Researchers say they have found out how some skin cancers stop responding to treatment at the end of life. An analysis of 14 patients who died from incurable melanoma has revealed that changes to the order, structure, and number of copies of tumor DNA could cause some skin cancers to resist treatment. These changes also explain how melanoma can spread to other parts of the body.
The study “Late-stage metastatic melanoma emerges through a diversity of evolutionary pathways,” published in Cancer Discovery, was led by scientists and clinicians at the Francis Crick Institute, University College London (UCL), and The Royal Marsden.
“Understanding the evolutionary pathways to metastasis and resistance to immune checkpoint inhibitors (ICI) in melanoma is critical for improving outcomes. Here we present the most comprehensive intra-patient metastatic melanoma dataset assembled to date as part of the PEACE research autopsy program, including 222 exome, 493 panel-sequenced, 161 RNA-seq, and 22 single-cell whole-genome sequencing samples from 14 ICI-treated patients,” write the investigators.

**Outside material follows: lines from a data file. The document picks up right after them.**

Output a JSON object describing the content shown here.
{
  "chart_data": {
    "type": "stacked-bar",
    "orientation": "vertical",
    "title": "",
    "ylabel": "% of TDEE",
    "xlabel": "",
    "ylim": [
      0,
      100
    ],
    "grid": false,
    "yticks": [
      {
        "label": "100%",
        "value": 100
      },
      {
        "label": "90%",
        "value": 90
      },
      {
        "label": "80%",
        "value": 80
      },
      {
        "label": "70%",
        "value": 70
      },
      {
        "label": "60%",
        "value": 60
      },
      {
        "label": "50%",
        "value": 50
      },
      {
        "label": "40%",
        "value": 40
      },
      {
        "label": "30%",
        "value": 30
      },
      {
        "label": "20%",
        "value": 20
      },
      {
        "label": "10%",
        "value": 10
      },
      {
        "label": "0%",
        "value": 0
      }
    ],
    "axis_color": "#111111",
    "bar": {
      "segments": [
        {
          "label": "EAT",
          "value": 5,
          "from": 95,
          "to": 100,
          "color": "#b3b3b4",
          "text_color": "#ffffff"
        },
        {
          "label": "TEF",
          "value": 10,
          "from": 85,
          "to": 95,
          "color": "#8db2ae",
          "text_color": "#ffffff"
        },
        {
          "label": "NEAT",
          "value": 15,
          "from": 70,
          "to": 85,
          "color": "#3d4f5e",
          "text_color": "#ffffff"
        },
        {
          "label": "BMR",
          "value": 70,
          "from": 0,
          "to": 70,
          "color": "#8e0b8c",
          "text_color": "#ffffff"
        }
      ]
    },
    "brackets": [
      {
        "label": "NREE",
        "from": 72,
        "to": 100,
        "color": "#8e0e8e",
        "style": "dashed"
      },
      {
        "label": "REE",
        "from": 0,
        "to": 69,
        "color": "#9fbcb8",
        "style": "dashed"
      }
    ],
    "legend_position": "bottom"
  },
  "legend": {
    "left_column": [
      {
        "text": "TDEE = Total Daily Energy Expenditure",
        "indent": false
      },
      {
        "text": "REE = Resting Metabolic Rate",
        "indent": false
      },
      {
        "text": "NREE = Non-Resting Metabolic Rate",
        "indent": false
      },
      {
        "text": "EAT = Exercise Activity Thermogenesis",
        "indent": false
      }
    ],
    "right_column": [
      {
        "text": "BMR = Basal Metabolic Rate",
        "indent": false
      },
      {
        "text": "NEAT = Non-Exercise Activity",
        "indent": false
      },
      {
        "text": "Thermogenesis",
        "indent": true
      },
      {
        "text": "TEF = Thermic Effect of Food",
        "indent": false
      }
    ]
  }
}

“We observed frequent whole-genome doubling and widespread loss of heterozygosity, often involving antigen presentation machinery. We found KIT extrachromosomal DNA may have contributed to the lack of response to KIT inhibitors of a KIT-driven melanoma. At the lesion-level, MYC amplifications were enriched in ICI non-responders. Single-cell sequencing revealed polyclonal seeding of metastases originating from clones with different ploidy in one of the patients. Finally, we observed that brain metastases that diverged early in molecular evolution emerge late in disease. “Overall, our study illustrates the diverse evolutionary landscape of advanced melanoma.”
The scientists read the genetic code of individual cells within the tumor samples, looking for patterns in how the code changed when the tumors spread and resisted treatment.
They found that 11 out of the 14 patients in the study had lost functioning genes that enable ICI drugs to help the immune system recognize and attack the cancer. This loss occurs because the cancer can either make multiple copies of defective versions of the genes, or use extrachromosomal DNA to override normal copies of the genes.
“Treatment options for patients whose melanoma that returned or spread have improved dramatically in the last decade. But sadly, almost half of melanoma patients still lose their lives to their cancer,” says Samra Turajlic, PhD, consultant medical oncologist in the melanoma unit at the Royal Marsden and Research Group Leader at the Francis Crick Institute. “To understand why existing treatments sometimes fail, we need to know what happens in the final stages of their cancer. It’s difficult, but the only practical way to do this is to analyze tumor samples after people have died from their cancer.
“We found that melanoma can profoundly alter its genome to hide from the immune system and spread around the body. These profound changes are highly complex, but we’re hopeful that we can now find ways to target them in the clinic.”
The researchers involved are currently analyzing samples from people who died from other types of incurable cancer to find out how cancers spread and why they stop responding to treatment.
“These results present the most detailed picture yet of what melanoma looks like at the final stages of life. We can now see how the cancer evolves to spread to the brain and the liver, and how it can beat the most common treatment currently available for people with advanced disease,” notes Mariam Jamal-Hanjani, PhD, clinical associate professor at University College London. “We now have a huge opportunity to look for new ways to treat advanced cancer.”